Lo mismo sucede en mi vida profesional. He sido editora de medios digitales toda mi carrera profesional. Sé que es un plus saber de web, redes, SEO, KPI, ROI, call to action, todas las siglas, todos los anglicismos. Pero me parece que hay alguien más joven y más experta, que sí estudió periodismo, sabe hacer Tik Toks y puede tener el trabajo que yo deseo. O que escribiría mejor el libro que tengo en mi cabeza escribir, sin mencionar, por supuesto, la envidia infinita que me produce ver a personas que considero escritoras muy inferiores publicando mientras yo sigo con un archivo en blanco guardado en mi computador. Una vez me ofrecieron un trabajo en Miami y con los años he llegado a tener la certeza de que deliberadamente saboteé el último paso del proceso porque me dio miedo dejar el apartamento al que acababa de trastearme. No quería dejar a mi perra. En Miami hace mucho calor. Hay que tener carro y a mí no me gusta manejar. En realidad, sentía que no daba la talla. Me pareció mejor quedarme en mi casita bogotana y en mi trabajo que me robaba las ganas de vivir hasta que un día, efectivamente, traté de dejar de vivir. 

El escenario de mi titubeo aplica a la vida en general. En algún momento mi papá trabajó en Cenpro y me llamó para que hiciera un casting en una serie infantil que estaban produciendo: De pies a cabeza. No quise ir porque tenía muchas tareas. En realidad me daba mucho oso el rechazo, no sabía cómo comportarme con un montón de niños desconocidos y entonces así se fue el camino que me llevaba a ser Violeta o Liza, de jugar fútbol con Pablo Rey y, de paso, de convertirme en un ícono para mi generación. 

Es más: estuve a punto de rechazar la invitación a escribir este texto, y comencé a escribirlo unas cuatro veces antes de quedarme con la apertura del Colón porque, simplemente, me pareció que no iba a dar la talla, que me va a leer gente que respeto y admiro y siento una vergüenza absoluta por contar lo que estoy contando de la manera como la estoy contando. 

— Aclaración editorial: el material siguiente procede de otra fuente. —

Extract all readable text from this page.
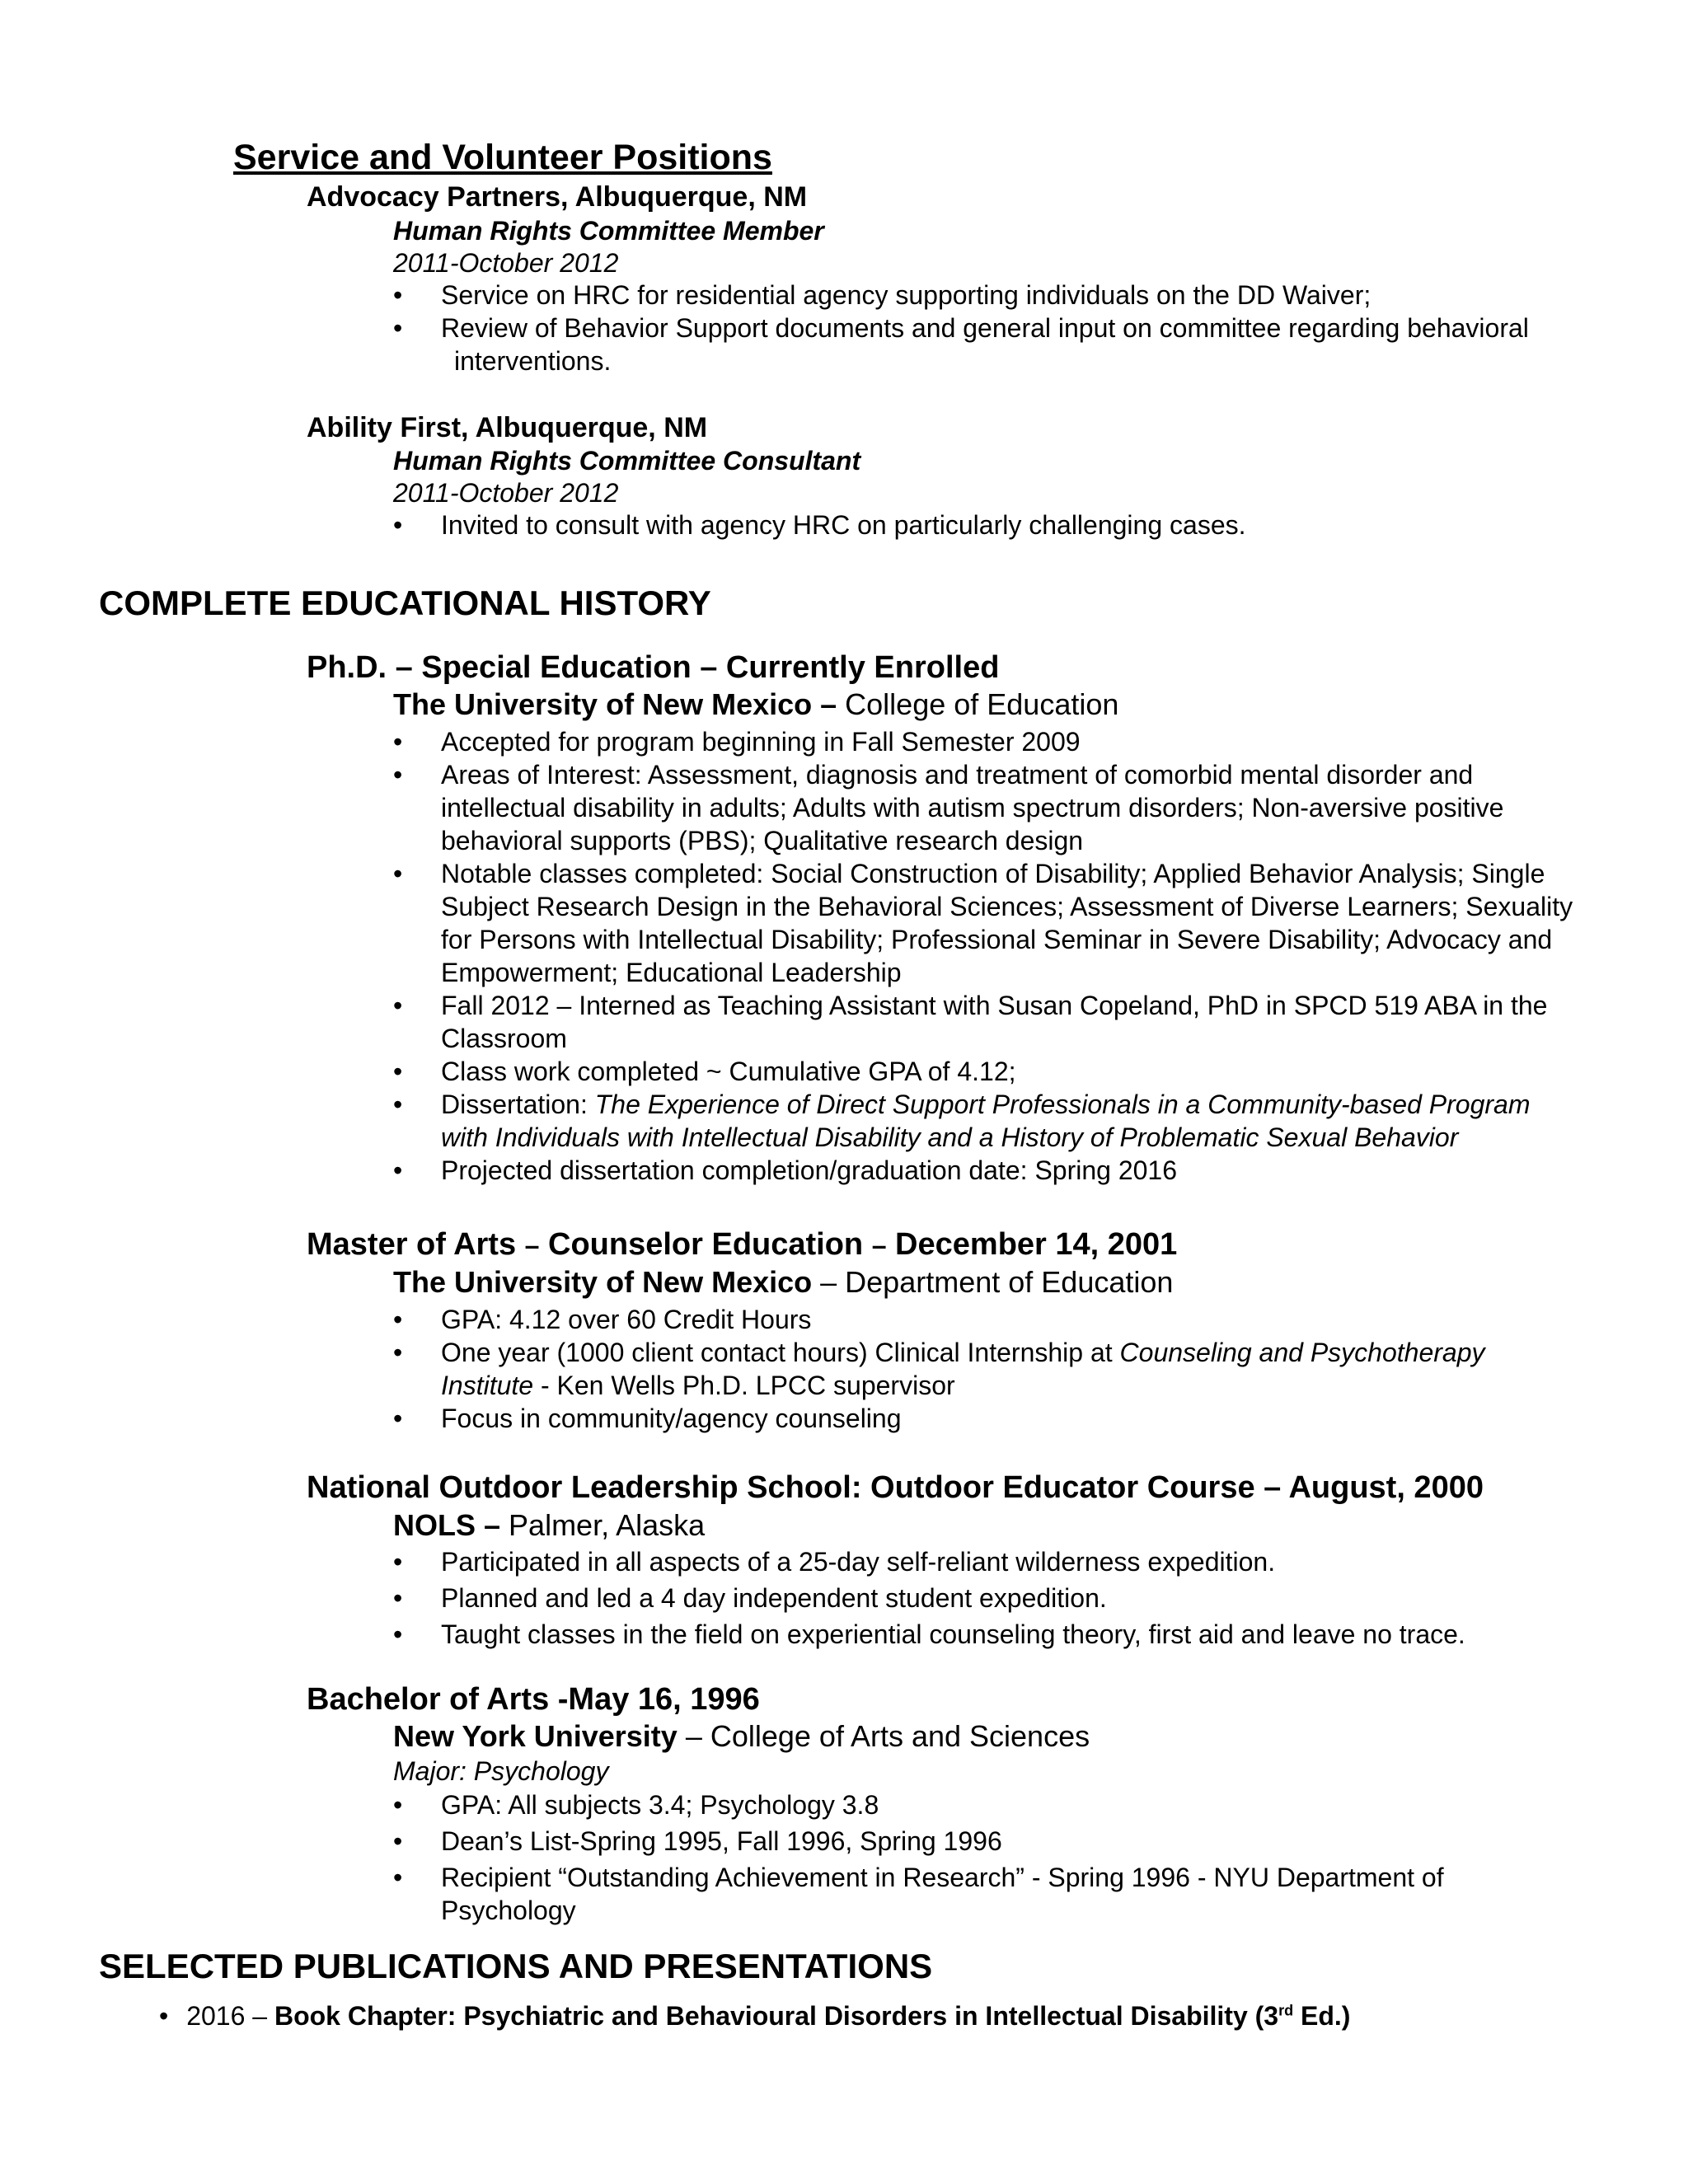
Service and Volunteer Positions
Advocacy Partners, Albuquerque, NM
Human Rights Committee Member
2011-October 2012
• Service on HRC for residential agency supporting individuals on the DD Waiver;
• Review of Behavior Support documents and general input on committee regarding behavioral
interventions.
Ability First, Albuquerque, NM
Human Rights Committee Consultant
2011-October 2012
• Invited to consult with agency HRC on particularly challenging cases.
COMPLETE EDUCATIONAL HISTORY
Ph.D. – Special Education – Currently Enrolled
The University of New Mexico – College of Education
• Accepted for program beginning in Fall Semester 2009
• Areas of Interest: Assessment, diagnosis and treatment of comorbid mental disorder and intellectual disability in adults; Adults with autism spectrum disorders; Non-aversive positive behavioral supports (PBS); Qualitative research design
• Notable classes completed: Social Construction of Disability; Applied Behavior Analysis; Single Subject Research Design in the Behavioral Sciences; Assessment of Diverse Learners; Sexuality for Persons with Intellectual Disability; Professional Seminar in Severe Disability; Advocacy and Empowerment; Educational Leadership
• Fall 2012 – Interned as Teaching Assistant with Susan Copeland, PhD in SPCD 519 ABA in the Classroom
• Class work completed ~ Cumulative GPA of 4.12;
• Dissertation: The Experience of Direct Support Professionals in a Community-based Program with Individuals with Intellectual Disability and a History of Problematic Sexual Behavior
• Projected dissertation completion/graduation date: Spring 2016
Master of Arts – Counselor Education – December 14, 2001
The University of New Mexico – Department of Education
• GPA: 4.12 over 60 Credit Hours
• One year (1000 client contact hours) Clinical Internship at Counseling and Psychotherapy Institute - Ken Wells Ph.D. LPCC supervisor
• Focus in community/agency counseling
National Outdoor Leadership School: Outdoor Educator Course – August, 2000
NOLS – Palmer, Alaska
• Participated in all aspects of a 25-day self-reliant wilderness expedition.
• Planned and led a 4 day independent student expedition.
• Taught classes in the field on experiential counseling theory, first aid and leave no trace.
Bachelor of Arts -May 16, 1996
New York University – College of Arts and Sciences
Major: Psychology
• GPA: All subjects 3.4; Psychology 3.8
• Dean’s List-Spring 1995, Fall 1996, Spring 1996
• Recipient “Outstanding Achievement in Research” - Spring 1996 - NYU Department of Psychology
SELECTED PUBLICATIONS AND PRESENTATIONS
• 2016 – Book Chapter: Psychiatric and Behavioural Disorders in Intellectual Disability (3rd Ed.)
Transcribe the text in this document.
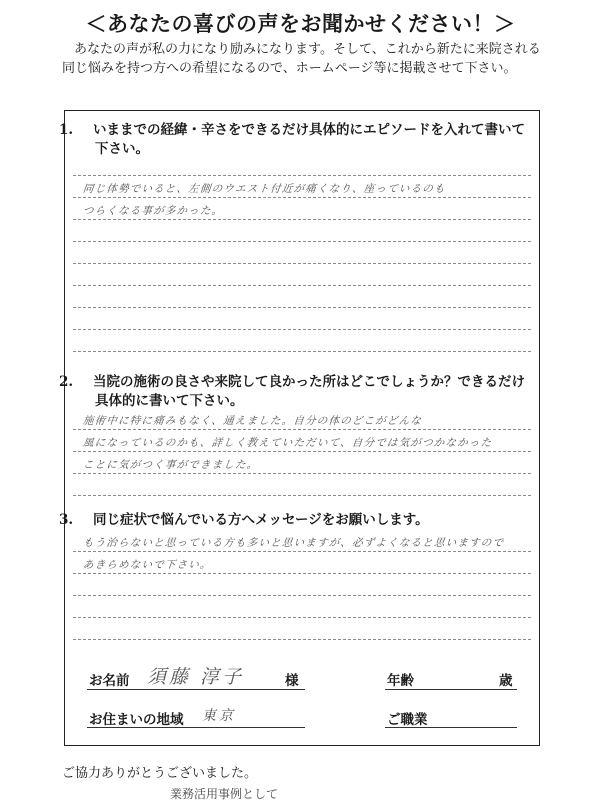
＜あなたの喜びの声をお聞かせください！＞
あなたの声が私の力になり励みになります。そして、これから新たに来院される同じ悩みを持つ方への希望になるので、ホームページ等に掲載させて下さい。
1. いままでの経緯・辛さをできるだけ具体的にエピソードを入れて書いて下さい。
同じ体勢でいると、左側のウエスト付近が痛くなり、座っているのも
つらくなる事が多かった。
2. 当院の施術の良さや来院して良かった所はどこでしょうか？できるだけ具体的に書いて下さい。
施術中に特に痛みもなく、通えました。自分の体のどこがどんな
風になっているのかも、詳しく教えていただいて、自分では気がつかなかった
ことに気がつく事ができました。
3. 同じ症状で悩んでいる方へメッセージをお願いします。
もう治らないと思っている方も多いと思いますが、必ずよくなると思いますので
あきらめないで下さい。
お名前 須藤 淳子	様	年齢	歳
お住まいの地域 東京	ご職業
ご協力ありがとうございました。
業務活用事例として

Y es que, al pasar la barrera de los 40, cuando ya no se es estrictamente joven, empieza uno a hacer una gran despedida de las personas que ya no va a ser. Y mi despedida, como sospecho que es la de muchas a mi alrededor, radica únicamente en que yo no quise. No fui capaz porque no me sentí capaz. Es algo de lo que hablo en terapia (claro que hago terapia, cómo no), con mi familia, con mis amigas que son menores que yo y con las que tienen mi edad. No voy a ser bailarina de ballet: las rodillas no me dan. Tampoco me voy a casar con el niño de Sexto D, creo que se casó hace años. Ni voy a ser la corresponsal de Miami, ni la competencia principal de Daniela Franco en el imaginario colectivo de los años noventa. Debo aceptar que fueron mis inseguridades las que se interpusieron y, al mismo tiempo, debo perdonarlas y perdonarme por no haber sido capaz. Porque es que es una espiral descendente eterna: ya no fui alguien que quise ser porque no me di permiso de ser esa persona. Hay que aceptarlo sin utilizar la palabra “culpa” y asumir esa responsabilidad. 

Como suele suceder cuando la gente toma decisiones radicales, recientemente un susto de salud me dio un cimbronazo. Como si una voz me hubiera dicho “deja ya la pendejada”. Mi cuerpo, una fuente infinita de inseguridades femeninas, hoy está lleno de cicatrices que disfruto y amo porque sé que gracias al procedimiento que me dejó esas cicatrices estoy viva. Este texto es un paso en ese camino para dejar la pendejada atrás.

 

*Gabriela Sáenz Laverde (Bogotá, 1980) es politóloga y editora de contenidos escritos y digitales. Le gusta pedirle mesura a la música romántica y considera que Paul McCartney es su único señor y salvador.